Make Sense Of Sensing

Sept. 17, 2012
To enable next-generation sensing applications, the sensor industry is moving toward a goal of measuring 10 axes: a three axis accelerometer, three axis gyroscope, three axis magnetometer, and a pressure sensor.

When emerging opportunities in the microwave and general electronics market are brought up, sensing is often mentioned. Already, touchscreens and accelerometers have seen vastly increased adoption in mobile phones. Yet sensing data also can be used for medical applications, to track altitudes, or to sense touch or presence over a screen or object. Freescale Semiconductor offers a white paper on this topic to explain the various opportunities for sensing.

Titled “Transformation of Sensing to Address the Expanding Contextual World,” the six-page paper begins by looking at the market landscape. This past Spring, iSuppli released a report predicting that the microelectromechanical systems (MEMS) market will almost triple over the period from 2011 to 2016. Wireless communications will lead this growth with 26% of the $12.5-billion market. It is followed by consumer electronics (21%) and the industrial (19%), medical (16%), and automotive (13%) markets.

Sensing is evolving from sensor hardware to a “contextual sensing” and “sensor fusion” approach. As Freescale describes, such approaches combine sensor outputs to achieve an output that is more detailed, accurate, and useful than a reading from a single sensor. Now, for example, the iPhone and iPod Touch use an accelerometer to enable simple functions, such as the switching from portrait to landscape view according to the angle of the device. In the future, however, simple gesture recognition is going to become even more complex. Computers will be able to sense and interpret natural human movements as a way of interacting with devices. If a user is holding a tablet computer and moves it further from his or her face, for example, the tablet would automatically zoom out of a map of photo. In contrast, moving the tablet toward one’s face would cue it to zoom in on a map or photo.

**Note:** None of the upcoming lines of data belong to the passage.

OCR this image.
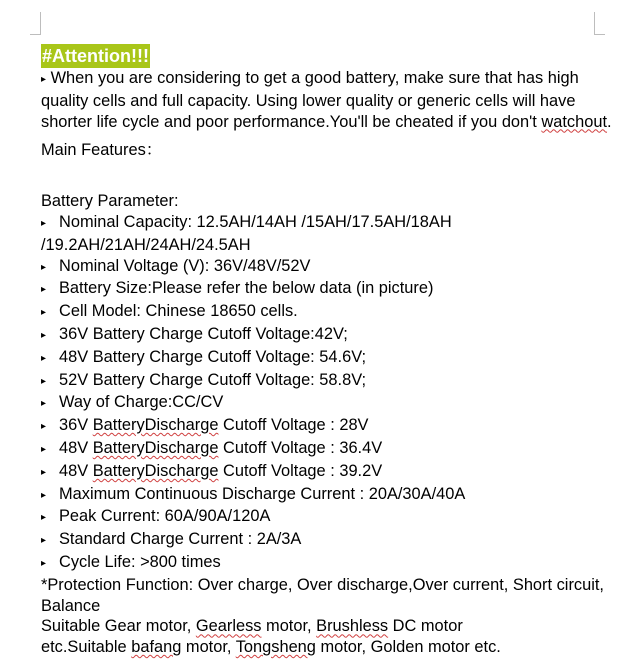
#Attention!!!

▸ When you are considering to get a good battery, make sure that has high quality cells and full capacity. Using lower quality or generic cells will have shorter life cycle and poor performance.You'll be cheated if you don't watchout.

Main Features：

Battery Parameter:

▸ Nominal Capacity: 12.5AH/14AH /15AH/17.5AH/18AH

/19.2AH/21AH/24AH/24.5AH

▸ Nominal Voltage (V): 36V/48V/52V

▸ Battery Size:Please refer the below data (in picture)

▸ Cell Model: Chinese 18650 cells.

▸ 36V Battery Charge Cutoff Voltage:42V;

▸ 48V Battery Charge Cutoff Voltage: 54.6V;

▸ 52V Battery Charge Cutoff Voltage: 58.8V;

▸ Way of Charge:CC/CV

▸ 36V BatteryDischarge Cutoff Voltage : 28V

▸ 48V BatteryDischarge Cutoff Voltage : 36.4V

▸ 48V BatteryDischarge Cutoff Voltage : 39.2V

▸ Maximum Continuous Discharge Current : 20A/30A/40A

▸ Peak Current: 60A/90A/120A

▸ Standard Charge Current : 2A/3A

▸ Cycle Life: >800 times

*Protection Function: Over charge, Over discharge,Over current, Short circuit, Balance

Suitable Gear motor, Gearless motor, Brushless DC motor
etc.Suitable bafang motor, Tongsheng motor, Golden motor etc.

In this way, sensor fusion will merge the output of two or more sensors to obtain a result that is more intelligent and useful than the output from a single sensor. The result will be intelligent contextual sensing, in which sensors enable decision-making capabilities within the context of their environment. For mobile devices, for example, the device will know the user’s location [thanks to Global Positioning System (GPS) capability] as well as what and who he or she is near. Going one step further, it will provide access to information about those people and places.

As sensing evolves, so will the sensors themselves. More intelligence is moving from the central processing unit (CPU) into the sensors. For example, by putting an MCU on the sensor itself, one intelligent-motion sensing platform allows the intelligent sensor alone to control and application. Options are being explored to add intelligence while keeping costs down, allowing flexibility, and maximizing energy efficiency.